I'm never fully sure about irony. I suppose that's the nature of the beast. It doesn't help that we live in a world that currently seems to plant, harvest, manufacture, export and wallow around in it. Irony, that is.
Stuff like this: “It’s up to us to speak up against the three most dangerous voices in America: academic elites, political elites, and media elites,” he said. “These are America’s greatest domestic threats.” He is Wayne LaPierre. He is the Chief Executive Officer of the National Rifle Association. He is telling his followers, his members, those who hang on his every utterance that tumbles from his pursed lips, that the elites are the threat.
And so, as is my nature, I decided to check out what the dictionary has to say about "elite." The folks who make the definitions say this: the choice part. Of course, Merriam-Webster is probably an example of exactly the kind of threat that Wayne was talking about. Who decides what words mean, after all? All them snooty intellectual types. Next I suppose you'll be telling us what a "threat" is. "An indication of something impending," in case you're one of those people who are willing to have their language controlled by an elite media empire.
Beware of college graduates, and millionaires. Watch out for people who use their positions of authority to steer your thoughts and beliefs. People like Wayne LaPierre, who earned a Masters Degree from Boston College. Wayne earns just a hair south of a million dollars a year for his work with the NRA. And before he was elevated to his lofty spot at the top of the Gun Rights totem pole, he was a lobbyist (defined as "a person who tries to influence legislation on behalf of a special interest" in case you were still keeping score).

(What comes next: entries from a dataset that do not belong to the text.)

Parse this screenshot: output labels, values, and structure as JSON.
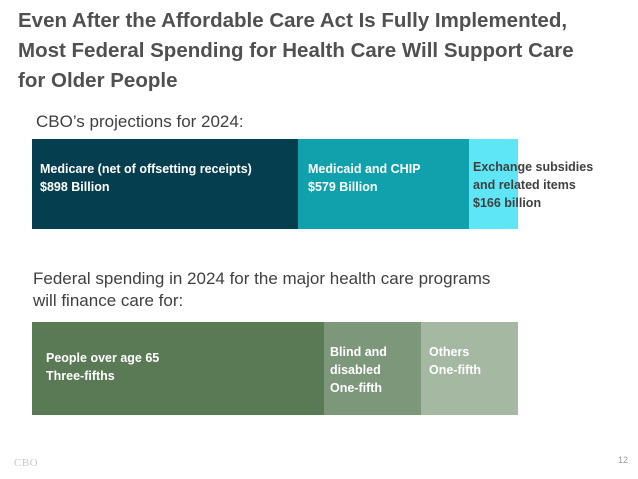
{
  "title": "Even After the Affordable Care Act Is Fully Implemented,\nMost Federal Spending for Health Care Will Support Care\nfor Older People",
  "logo_text": "CBO",
  "page_number": "12",
  "chart_data": [
    {
      "type": "bar",
      "orientation": "horizontal-stacked",
      "title": "CBO’s projections for 2024:",
      "categories": [
        "Medicare (net of offsetting receipts)",
        "Medicaid and CHIP",
        "Exchange subsidies and related items"
      ],
      "values": [
        898,
        579,
        166
      ],
      "unit": "Billion dollars",
      "segments": [
        {
          "name": "Medicare (net of offsetting receipts)",
          "value": 898,
          "lines": [
            "Medicare (net of offsetting receipts)",
            "$898 Billion"
          ],
          "color": "#053f4f",
          "text_color": "#ffffff"
        },
        {
          "name": "Medicaid and CHIP",
          "value": 579,
          "lines": [
            "Medicaid and CHIP",
            "$579 Billion"
          ],
          "color": "#10a1ac",
          "text_color": "#ffffff"
        },
        {
          "name": "Exchange subsidies and related items",
          "value": 166,
          "lines": [
            "Exchange subsidies",
            "and related items",
            "$166 billion"
          ],
          "color": "#5ee6f7",
          "text_color": "#404040"
        }
      ]
    },
    {
      "type": "bar",
      "orientation": "horizontal-stacked",
      "title": "Federal spending in 2024 for the major health care programs will finance care for:",
      "categories": [
        "People over age 65",
        "Blind and disabled",
        "Others"
      ],
      "values": [
        0.6,
        0.2,
        0.2
      ],
      "unit": "share of spending",
      "segments": [
        {
          "name": "People over age 65",
          "value": 0.6,
          "lines": [
            "People over age 65",
            "Three-fifths"
          ],
          "color": "#5a7a56",
          "text_color": "#ffffff"
        },
        {
          "name": "Blind and disabled",
          "value": 0.2,
          "lines": [
            "Blind and",
            "disabled",
            "One-fifth"
          ],
          "color": "#7c977a",
          "text_color": "#ffffff"
        },
        {
          "name": "Others",
          "value": 0.2,
          "lines": [
            "Others",
            "One-fifth"
          ],
          "color": "#a4b8a2",
          "text_color": "#ffffff"
        }
      ]
    }
  ]
}
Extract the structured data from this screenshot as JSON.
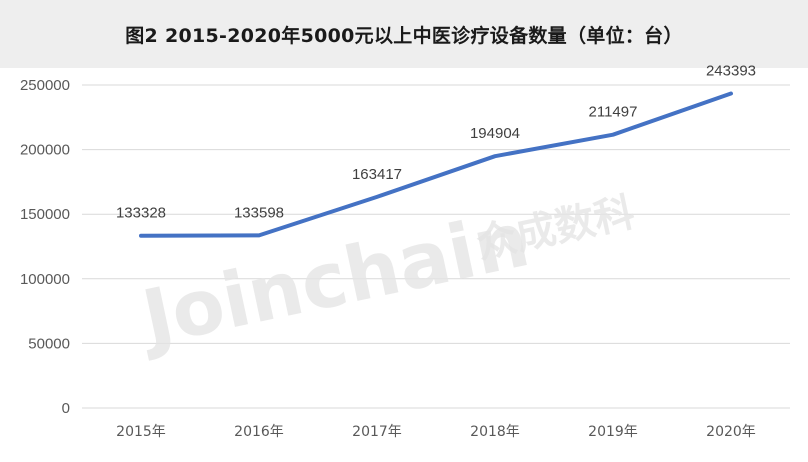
{
  "title": "图2    2015-2020年5000元以上中医诊疗设备数量（单位：台）",
  "watermark": {
    "latin": "Joinchain",
    "cjk": "众成数科"
  },
  "colors": {
    "line": "#4472c4",
    "grid": "#d9d9d9",
    "title_bg": "#eeeeee"
  },
  "chart_data": {
    "type": "line",
    "title": "图2    2015-2020年5000元以上中医诊疗设备数量（单位：台）",
    "categories": [
      "2015年",
      "2016年",
      "2017年",
      "2018年",
      "2019年",
      "2020年"
    ],
    "series": [
      {
        "values": [
          133328,
          133598,
          163417,
          194904,
          211497,
          243393
        ]
      }
    ],
    "data_labels": [
      "133328",
      "133598",
      "163417",
      "194904",
      "211497",
      "243393"
    ],
    "yticks": [
      0,
      50000,
      100000,
      150000,
      200000,
      250000
    ],
    "ytick_labels": [
      "0",
      "50000",
      "100000",
      "150000",
      "200000",
      "250000"
    ],
    "ylim": [
      0,
      250000
    ],
    "xlabel": "",
    "ylabel": "",
    "grid": true,
    "legend": "none"
  }
}
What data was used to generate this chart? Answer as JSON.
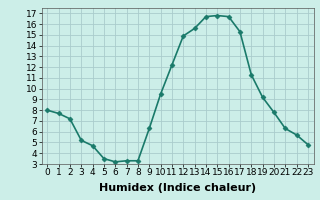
{
  "x": [
    0,
    1,
    2,
    3,
    4,
    5,
    6,
    7,
    8,
    9,
    10,
    11,
    12,
    13,
    14,
    15,
    16,
    17,
    18,
    19,
    20,
    21,
    22,
    23
  ],
  "y": [
    8,
    7.7,
    7.2,
    5.2,
    4.7,
    3.5,
    3.2,
    3.3,
    3.3,
    6.3,
    9.5,
    12.2,
    14.9,
    15.6,
    16.7,
    16.8,
    16.7,
    15.3,
    11.3,
    9.2,
    7.8,
    6.3,
    5.7,
    4.8
  ],
  "line_color": "#1a7a6a",
  "marker": "D",
  "markersize": 2.5,
  "bg_color": "#cceee8",
  "grid_color": "#aacccc",
  "xlabel": "Humidex (Indice chaleur)",
  "xlabel_fontsize": 8,
  "xlim": [
    -0.5,
    23.5
  ],
  "ylim": [
    3,
    17.5
  ],
  "yticks": [
    3,
    4,
    5,
    6,
    7,
    8,
    9,
    10,
    11,
    12,
    13,
    14,
    15,
    16,
    17
  ],
  "xticks": [
    0,
    1,
    2,
    3,
    4,
    5,
    6,
    7,
    8,
    9,
    10,
    11,
    12,
    13,
    14,
    15,
    16,
    17,
    18,
    19,
    20,
    21,
    22,
    23
  ],
  "tick_fontsize": 6.5,
  "linewidth": 1.2
}
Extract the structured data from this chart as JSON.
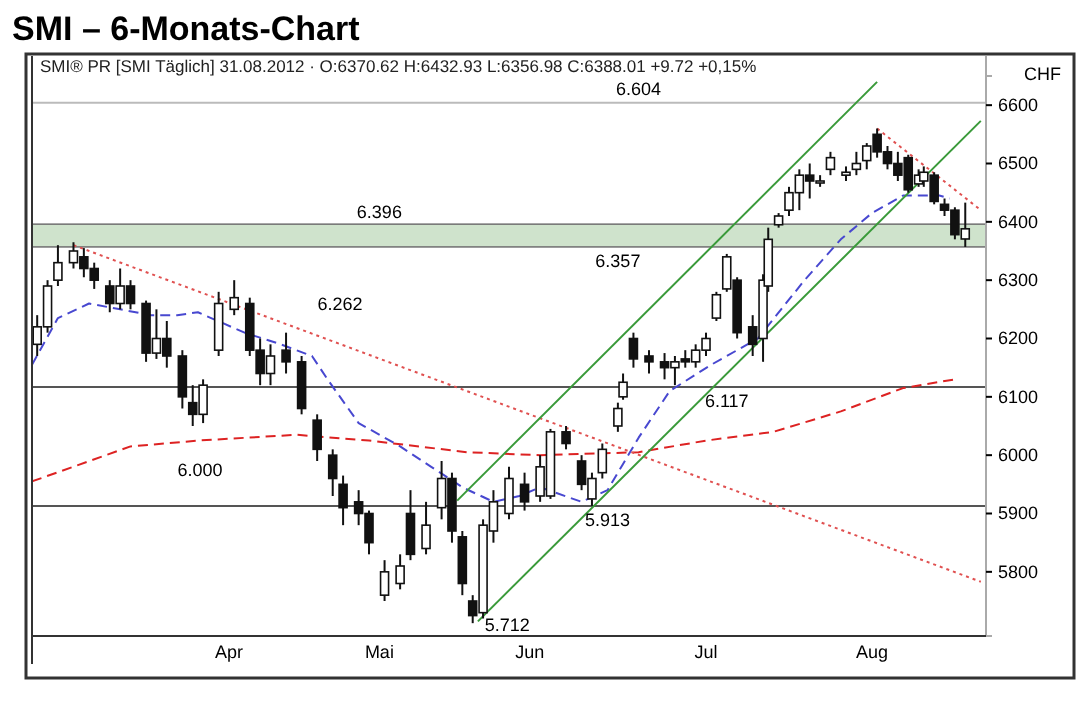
{
  "chart_data": {
    "type": "candlestick",
    "title": "SMI – 6-Monats-Chart",
    "subtitle": "SMI® PR [SMI  Täglich] 31.08.2012 · O:6370.62 H:6432.93 L:6356.98 C:6388.01 +9.72 +0,15%",
    "ylabel": "CHF",
    "x": [
      "2012-03-05",
      "2012-03-07",
      "2012-03-09",
      "2012-03-12",
      "2012-03-14",
      "2012-03-16",
      "2012-03-19",
      "2012-03-21",
      "2012-03-23",
      "2012-03-26",
      "2012-03-28",
      "2012-03-30",
      "2012-04-02",
      "2012-04-04",
      "2012-04-06",
      "2012-04-09",
      "2012-04-12",
      "2012-04-15",
      "2012-04-17",
      "2012-04-19",
      "2012-04-22",
      "2012-04-25",
      "2012-04-28",
      "2012-05-01",
      "2012-05-03",
      "2012-05-06",
      "2012-05-08",
      "2012-05-11",
      "2012-05-14",
      "2012-05-16",
      "2012-05-19",
      "2012-05-22",
      "2012-05-24",
      "2012-05-26",
      "2012-05-28",
      "2012-05-30",
      "2012-06-01",
      "2012-06-04",
      "2012-06-07",
      "2012-06-10",
      "2012-06-12",
      "2012-06-15",
      "2012-06-18",
      "2012-06-20",
      "2012-06-22",
      "2012-06-25",
      "2012-06-26",
      "2012-06-28",
      "2012-07-01",
      "2012-07-04",
      "2012-07-06",
      "2012-07-08",
      "2012-07-10",
      "2012-07-12",
      "2012-07-14",
      "2012-07-16",
      "2012-07-18",
      "2012-07-21",
      "2012-07-23",
      "2012-07-24",
      "2012-07-26",
      "2012-07-28",
      "2012-07-30",
      "2012-08-01",
      "2012-08-03",
      "2012-08-05",
      "2012-08-08",
      "2012-08-10",
      "2012-08-12",
      "2012-08-14",
      "2012-08-16",
      "2012-08-18",
      "2012-08-20",
      "2012-08-22",
      "2012-08-23",
      "2012-08-25",
      "2012-08-27",
      "2012-08-29",
      "2012-08-31"
    ],
    "ohlc": [
      [
        6190,
        6240,
        6170,
        6220
      ],
      [
        6220,
        6300,
        6210,
        6290
      ],
      [
        6300,
        6360,
        6290,
        6330
      ],
      [
        6330,
        6365,
        6320,
        6350
      ],
      [
        6340,
        6355,
        6305,
        6320
      ],
      [
        6320,
        6330,
        6285,
        6300
      ],
      [
        6290,
        6300,
        6245,
        6260
      ],
      [
        6260,
        6320,
        6250,
        6290
      ],
      [
        6290,
        6300,
        6250,
        6260
      ],
      [
        6260,
        6265,
        6160,
        6175
      ],
      [
        6175,
        6250,
        6165,
        6200
      ],
      [
        6200,
        6230,
        6150,
        6170
      ],
      [
        6170,
        6180,
        6080,
        6100
      ],
      [
        6090,
        6120,
        6050,
        6070
      ],
      [
        6070,
        6130,
        6055,
        6120
      ],
      [
        6180,
        6280,
        6170,
        6260
      ],
      [
        6250,
        6300,
        6240,
        6270
      ],
      [
        6260,
        6270,
        6170,
        6180
      ],
      [
        6180,
        6200,
        6120,
        6140
      ],
      [
        6140,
        6190,
        6120,
        6170
      ],
      [
        6180,
        6210,
        6140,
        6160
      ],
      [
        6160,
        6170,
        6070,
        6080
      ],
      [
        6060,
        6070,
        5990,
        6010
      ],
      [
        6000,
        6010,
        5930,
        5960
      ],
      [
        5950,
        5965,
        5880,
        5910
      ],
      [
        5920,
        5940,
        5880,
        5900
      ],
      [
        5900,
        5905,
        5830,
        5850
      ],
      [
        5760,
        5820,
        5750,
        5800
      ],
      [
        5780,
        5830,
        5770,
        5810
      ],
      [
        5900,
        5940,
        5820,
        5830
      ],
      [
        5840,
        5920,
        5830,
        5880
      ],
      [
        5910,
        5990,
        5890,
        5960
      ],
      [
        5960,
        5970,
        5850,
        5870
      ],
      [
        5860,
        5870,
        5760,
        5780
      ],
      [
        5750,
        5760,
        5712,
        5725
      ],
      [
        5730,
        5890,
        5720,
        5880
      ],
      [
        5870,
        5940,
        5850,
        5920
      ],
      [
        5900,
        5980,
        5890,
        5960
      ],
      [
        5950,
        5970,
        5905,
        5920
      ],
      [
        5930,
        6000,
        5920,
        5980
      ],
      [
        5930,
        6045,
        5925,
        6040
      ],
      [
        6040,
        6050,
        6010,
        6020
      ],
      [
        5990,
        6000,
        5940,
        5950
      ],
      [
        5925,
        5970,
        5913,
        5960
      ],
      [
        5970,
        6020,
        5960,
        6010
      ],
      [
        6050,
        6090,
        6040,
        6080
      ],
      [
        6100,
        6140,
        6095,
        6125
      ],
      [
        6200,
        6210,
        6150,
        6165
      ],
      [
        6170,
        6180,
        6140,
        6160
      ],
      [
        6160,
        6175,
        6130,
        6150
      ],
      [
        6150,
        6170,
        6120,
        6160
      ],
      [
        6165,
        6180,
        6150,
        6160
      ],
      [
        6160,
        6190,
        6150,
        6180
      ],
      [
        6180,
        6210,
        6170,
        6200
      ],
      [
        6235,
        6280,
        6230,
        6275
      ],
      [
        6285,
        6345,
        6280,
        6340
      ],
      [
        6300,
        6305,
        6200,
        6210
      ],
      [
        6220,
        6240,
        6170,
        6190
      ],
      [
        6200,
        6310,
        6160,
        6300
      ],
      [
        6290,
        6390,
        6280,
        6370
      ],
      [
        6395,
        6415,
        6390,
        6410
      ],
      [
        6420,
        6460,
        6410,
        6450
      ],
      [
        6450,
        6490,
        6420,
        6480
      ],
      [
        6480,
        6500,
        6440,
        6470
      ],
      [
        6470,
        6480,
        6460,
        6470
      ],
      [
        6490,
        6520,
        6480,
        6510
      ],
      [
        6480,
        6495,
        6470,
        6485
      ],
      [
        6490,
        6520,
        6480,
        6500
      ],
      [
        6505,
        6535,
        6490,
        6530
      ],
      [
        6550,
        6560,
        6510,
        6520
      ],
      [
        6520,
        6530,
        6490,
        6500
      ],
      [
        6500,
        6520,
        6470,
        6480
      ],
      [
        6510,
        6515,
        6450,
        6455
      ],
      [
        6465,
        6490,
        6460,
        6480
      ],
      [
        6470,
        6495,
        6460,
        6485
      ],
      [
        6480,
        6485,
        6430,
        6435
      ],
      [
        6430,
        6440,
        6410,
        6420
      ],
      [
        6420,
        6425,
        6370,
        6378
      ],
      [
        6370.62,
        6432.93,
        6356.98,
        6388.01
      ]
    ],
    "series": [
      {
        "type": "line",
        "color": "#4848d0",
        "line_style": "dashed",
        "x": [
          "2012-03-04",
          "2012-03-09",
          "2012-03-15",
          "2012-03-21",
          "2012-03-27",
          "2012-04-01",
          "2012-04-05",
          "2012-04-14",
          "2012-04-21",
          "2012-04-27",
          "2012-04-30",
          "2012-05-06",
          "2012-05-14",
          "2012-05-20",
          "2012-05-26",
          "2012-06-01",
          "2012-06-06",
          "2012-06-10",
          "2012-06-18",
          "2012-06-23",
          "2012-06-26",
          "2012-06-29",
          "2012-07-05",
          "2012-07-13",
          "2012-07-22",
          "2012-07-31",
          "2012-08-07",
          "2012-08-13",
          "2012-08-19",
          "2012-08-26",
          "2012-08-28"
        ],
        "values": [
          6155,
          6235,
          6260,
          6250,
          6240,
          6240,
          6245,
          6210,
          6190,
          6170,
          6130,
          6055,
          6015,
          5980,
          5945,
          5920,
          5930,
          5945,
          5920,
          5940,
          5985,
          6030,
          6110,
          6155,
          6200,
          6300,
          6370,
          6415,
          6445,
          6445,
          6440
        ]
      },
      {
        "type": "line",
        "color": "#dd2222",
        "line_style": "dashed",
        "x": [
          "2012-03-04",
          "2012-03-23",
          "2012-04-05",
          "2012-04-24",
          "2012-05-08",
          "2012-05-27",
          "2012-06-10",
          "2012-06-29",
          "2012-07-12",
          "2012-07-25",
          "2012-08-07",
          "2012-08-19",
          "2012-08-29"
        ],
        "values": [
          5955,
          6015,
          6025,
          6035,
          6025,
          6005,
          6000,
          6005,
          6025,
          6040,
          6075,
          6115,
          6130
        ]
      },
      {
        "type": "line",
        "color": "#e05050",
        "line_style": "dotted",
        "x": [
          "2012-03-12",
          "2012-09-03"
        ],
        "values": [
          6360,
          5783
        ]
      },
      {
        "type": "line",
        "color": "#e05050",
        "line_style": "dotted",
        "x": [
          "2012-08-14",
          "2012-09-03"
        ],
        "values": [
          6560,
          6420
        ]
      },
      {
        "type": "line",
        "color": "#3a9a3a",
        "line_style": "solid",
        "x": [
          "2012-05-25",
          "2012-08-14"
        ],
        "values": [
          5922,
          6640
        ]
      },
      {
        "type": "line",
        "color": "#3a9a3a",
        "line_style": "solid",
        "x": [
          "2012-05-29",
          "2012-09-03"
        ],
        "values": [
          5715,
          6573
        ]
      }
    ],
    "bands": [
      {
        "axis": "y",
        "from": 6357,
        "to": 6396,
        "color": "#cfe3cc"
      }
    ],
    "ref_lines": [
      {
        "axis": "y",
        "value": 6604,
        "color": "#bbbbbb"
      },
      {
        "axis": "y",
        "value": 6117,
        "color": "#555555"
      },
      {
        "axis": "y",
        "value": 5913,
        "color": "#555555"
      }
    ],
    "annotations": [
      {
        "text": "6.604",
        "x": "2012-06-29",
        "y": 6604
      },
      {
        "text": "6.396",
        "x": "2012-05-10",
        "y": 6396
      },
      {
        "text": "6.357",
        "x": "2012-06-25",
        "y": 6357
      },
      "6.262",
      "6.000",
      {
        "text": "6.117",
        "x": "2012-07-16",
        "y": 6117
      },
      {
        "text": "5.913",
        "x": "2012-06-23",
        "y": 5913
      },
      {
        "text": "5.712",
        "x": "2012-05-28",
        "y": 5712
      }
    ],
    "xlim": [
      "2012-03-04",
      "2012-09-04"
    ],
    "xticks": [
      {
        "value": "2012-04-11",
        "label": "Apr"
      },
      {
        "value": "2012-05-10",
        "label": "Mai"
      },
      {
        "value": "2012-06-08",
        "label": "Jun"
      },
      {
        "value": "2012-07-12",
        "label": "Jul"
      },
      {
        "value": "2012-08-13",
        "label": "Aug"
      }
    ],
    "ylim": [
      5690,
      6650
    ],
    "yticks": [
      5800,
      5900,
      6000,
      6100,
      6200,
      6300,
      6400,
      6500,
      6600
    ]
  }
}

So I'm wondering just what Wayne would like us to believe. Is he telling us to watch out for educated types who try and influence us with their clever words and their bags of money? Is he appealing to our sense of irony when he tells us, from his place among the elite, that we shouldn't listen to him? Or is he blissfully unaware of this juxtaposition? "A pretense of ignorance and of willingness to learn from another assumed in order to make the other's false conceptions conspicuous by adroit questioning." Because I'm one of those intellectuals for whom you much watch out.